Toutefois, la proposition du sommet, à savoir tripler la production d’engrais de synthèse et organiques d’ici à 2034, risque d’affaiblir ses propres objectifs en matière de santé des sols. Parmi les solutions proposées, les engrais azotés de synthèse à base d’hydrogène vert sont présentés comme moins polluants que les engrais à base de combustibles fossiles. Or, ces soi-disant engrais « verts » risquent de perpétuer les problèmes qu’ils prétendent résoudre.

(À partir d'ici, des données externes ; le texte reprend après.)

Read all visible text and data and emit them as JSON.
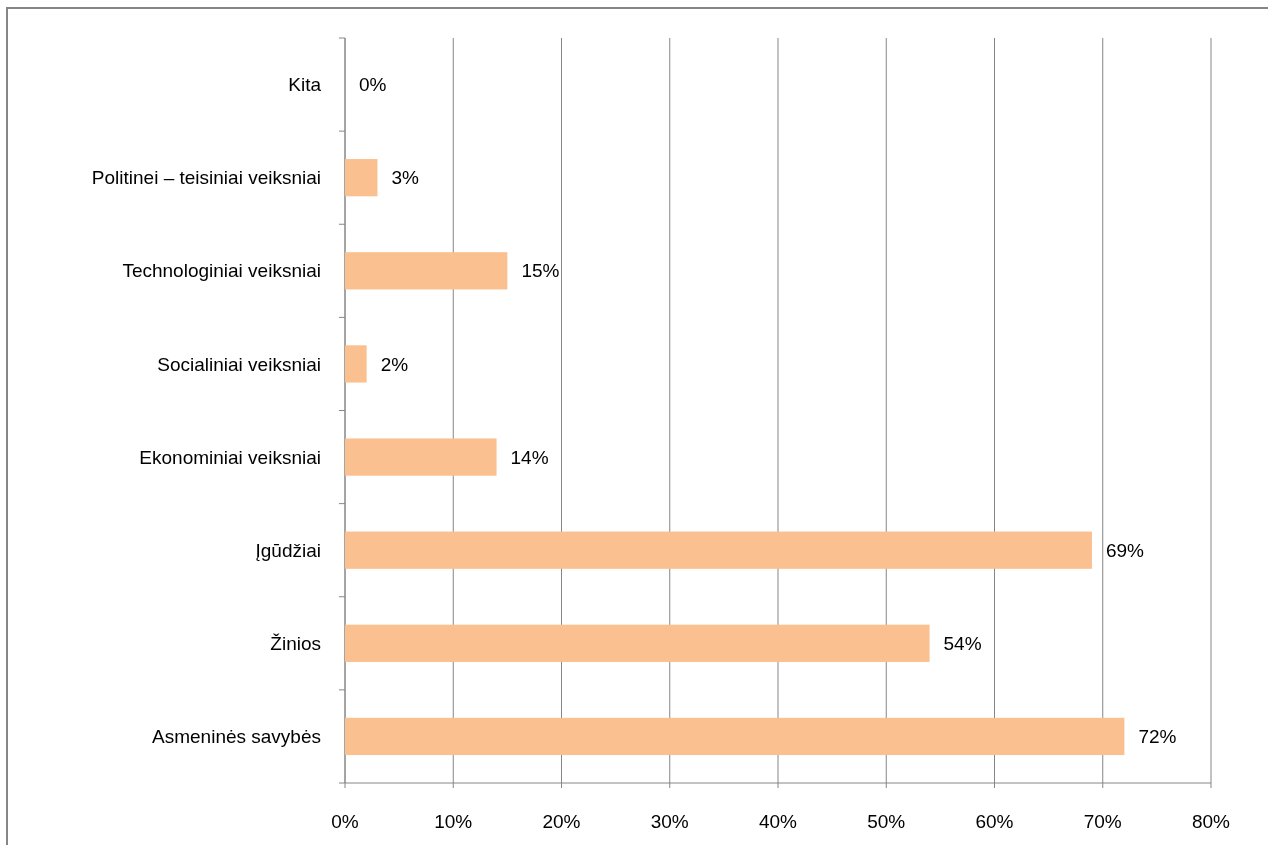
{
  "chart_data": {
    "type": "bar",
    "orientation": "horizontal",
    "categories": [
      "Kita",
      "Politinei – teisiniai veiksniai",
      "Technologiniai veiksniai",
      "Socialiniai veiksniai",
      "Ekonominiai veiksniai",
      "Įgūdžiai",
      "Žinios",
      "Asmeninės savybės"
    ],
    "values": [
      0,
      3,
      15,
      2,
      14,
      69,
      54,
      72
    ],
    "value_labels": [
      "0%",
      "3%",
      "15%",
      "2%",
      "14%",
      "69%",
      "54%",
      "72%"
    ],
    "color": "#fac090",
    "xlim": [
      0,
      80
    ],
    "xticks": [
      {
        "value": 0,
        "label": "0%"
      },
      {
        "value": 10,
        "label": "10%"
      },
      {
        "value": 20,
        "label": "20%"
      },
      {
        "value": 30,
        "label": "30%"
      },
      {
        "value": 40,
        "label": "40%"
      },
      {
        "value": 50,
        "label": "50%"
      },
      {
        "value": 60,
        "label": "60%"
      },
      {
        "value": 70,
        "label": "70%"
      },
      {
        "value": 80,
        "label": "80%"
      }
    ],
    "grid": "x"
  }
}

La racine du problème : l’héritage de l’agriculture industrielle
Pendant des années, des organisations telles que l’AGRA (Alliance pour une révolution verte en Afrique) et des acteurs industriels tels que Yara ont incité les gouvernements africains à adopter un modèle agricole à forte consommation d’intrants dépendant de subventions coûteuses. Cette approche s’est traduite par une dégradation des sols, une dépendance accrue à des intrants coûteux et un plus fort endettement des exploitants, tout en étant incapable de s’attaquer aux causes profondes de la faim. Une étude de 2020 a mis en lumière les promesses non tenues de l’AGRA et a révélé son incapacité à atteindre la sécurité alimentaire durable, et une étude plus récente confirme les échecs des projets de l’AGRA.

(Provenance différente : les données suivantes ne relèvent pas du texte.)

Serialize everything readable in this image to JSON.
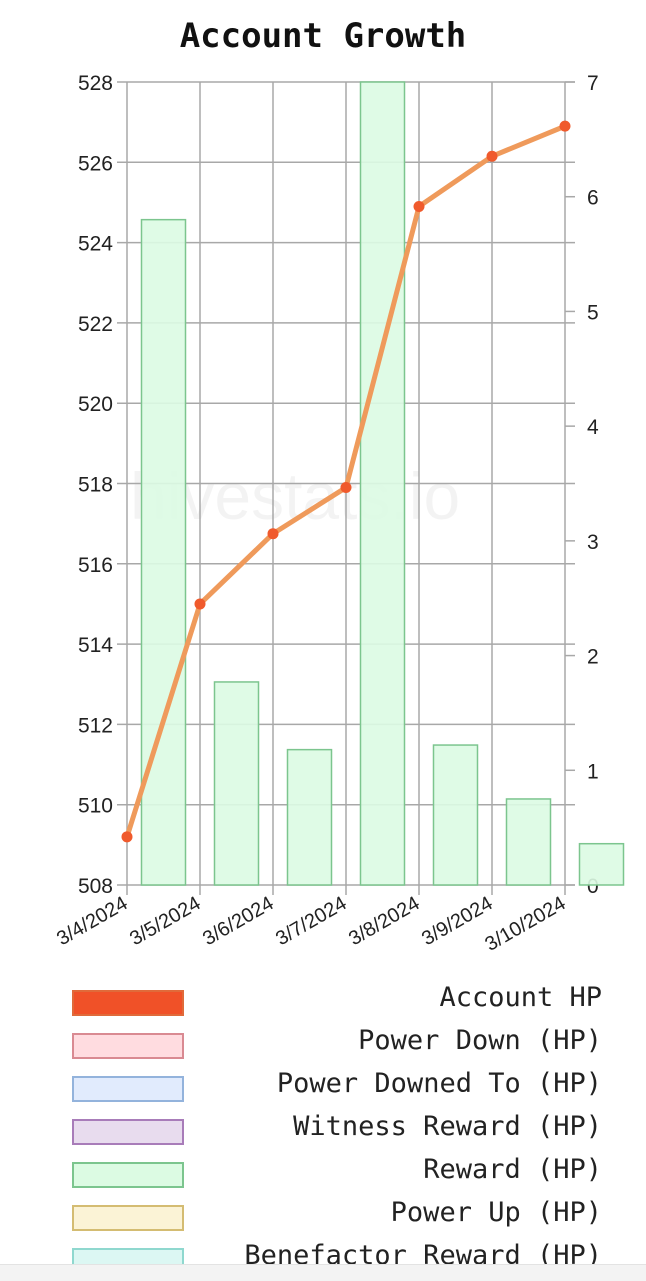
{
  "title": "Account Growth",
  "watermark": "hivestats.io",
  "chart_data": {
    "type": "bar",
    "title": "Account Growth",
    "xlabel": "",
    "ylabel": "",
    "categories": [
      "3/4/2024",
      "3/5/2024",
      "3/6/2024",
      "3/7/2024",
      "3/8/2024",
      "3/9/2024",
      "3/10/2024"
    ],
    "y_left": {
      "ticks": [
        508,
        510,
        512,
        514,
        516,
        518,
        520,
        522,
        524,
        526,
        528
      ],
      "range": [
        508,
        528
      ]
    },
    "y_right": {
      "ticks": [
        0,
        1,
        2,
        3,
        4,
        5,
        6,
        7
      ],
      "range": [
        0,
        7
      ]
    },
    "grid": true,
    "series": [
      {
        "name": "Account HP",
        "type": "line",
        "axis": "left",
        "color": "#f05a2c",
        "line_color": "#ef9a5b",
        "values": [
          509.2,
          515.0,
          516.75,
          517.9,
          524.9,
          526.15,
          526.9
        ]
      },
      {
        "name": "Reward (HP)",
        "type": "bar",
        "axis": "right",
        "fill": "#dcfbe3",
        "stroke": "#7cc58e",
        "values": [
          5.8,
          1.77,
          1.18,
          7.0,
          1.22,
          0.75,
          0.36
        ]
      }
    ],
    "legend_position": "bottom"
  },
  "legend": [
    {
      "label": "Account HP",
      "fill": "#f05128",
      "stroke": "#e06a3a"
    },
    {
      "label": "Power Down (HP)",
      "fill": "#ffdce0",
      "stroke": "#d98a92"
    },
    {
      "label": "Power Downed To (HP)",
      "fill": "#e1ebfd",
      "stroke": "#93b3dc"
    },
    {
      "label": "Witness Reward (HP)",
      "fill": "#e8dcee",
      "stroke": "#a87cb9"
    },
    {
      "label": "Reward (HP)",
      "fill": "#dcfbe3",
      "stroke": "#7cc58e"
    },
    {
      "label": "Power Up (HP)",
      "fill": "#fbf3d6",
      "stroke": "#d4bc72"
    },
    {
      "label": "Benefactor Reward (HP)",
      "fill": "#dcf7f3",
      "stroke": "#8fd8cf"
    }
  ]
}
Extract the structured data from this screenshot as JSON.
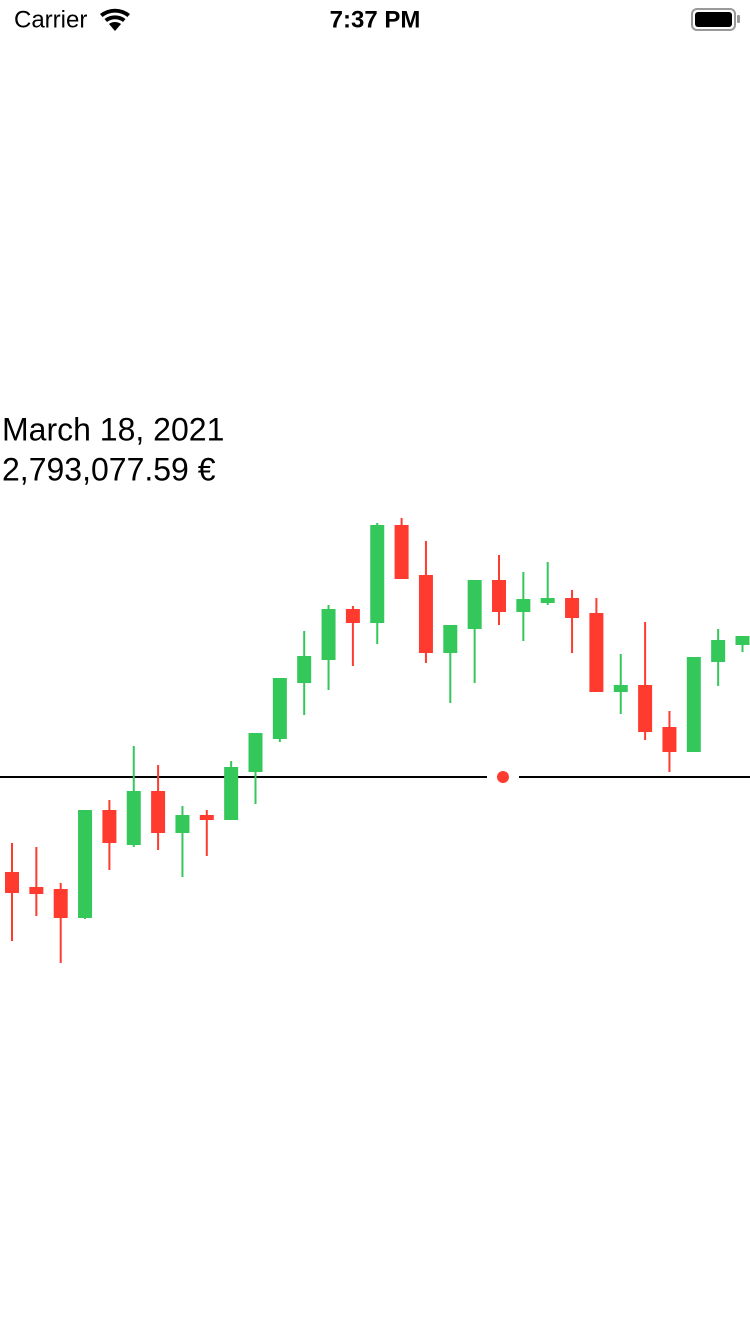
{
  "status_bar": {
    "carrier": "Carrier",
    "time": "7:37 PM"
  },
  "chart_data": {
    "type": "candlestick",
    "annotations": [
      "March 18, 2021",
      "2,793,077.59 €"
    ],
    "open": [
      98,
      83,
      81,
      52,
      160,
      125,
      179,
      137,
      155,
      150,
      198,
      231,
      287,
      310,
      361,
      347,
      445,
      395,
      317,
      341,
      390,
      358,
      367,
      372,
      357,
      278,
      285,
      243,
      218,
      308,
      325
    ],
    "high": [
      127,
      123,
      87,
      160,
      170,
      224,
      205,
      164,
      160,
      209,
      237,
      292,
      339,
      365,
      364,
      447,
      452,
      429,
      345,
      390,
      415,
      398,
      408,
      380,
      372,
      316,
      348,
      259,
      313,
      341,
      334
    ],
    "low": [
      29,
      54,
      7,
      51,
      100,
      123,
      120,
      93,
      114,
      150,
      166,
      228,
      255,
      280,
      304,
      326,
      391,
      307,
      267,
      287,
      345,
      329,
      365,
      317,
      278,
      256,
      230,
      198,
      218,
      284,
      318
    ],
    "close": [
      77,
      76,
      52,
      160,
      127,
      179,
      137,
      155,
      150,
      203,
      237,
      292,
      314,
      361,
      347,
      445,
      391,
      317,
      345,
      390,
      358,
      371,
      372,
      352,
      278,
      285,
      238,
      218,
      313,
      330,
      334
    ],
    "ylim": [
      0,
      460
    ],
    "up_color": "#34c759",
    "down_color": "#ff3b30",
    "crosshair": 193,
    "selected": 20
  }
}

La reconnaissance, par l’ASHF, de la santé des sols comme une priorité est un changement de direction bienvenu. Cependant, son Plan d’action et la Déclaration de Nairobi pourraient également conduire au statu quo et promouvoir l’agriculture industrielle sous une autre forme. Les engrais de synthèse à base d’hydrogène vert sont un bon exemple de l’ambigüité du Plan d’action.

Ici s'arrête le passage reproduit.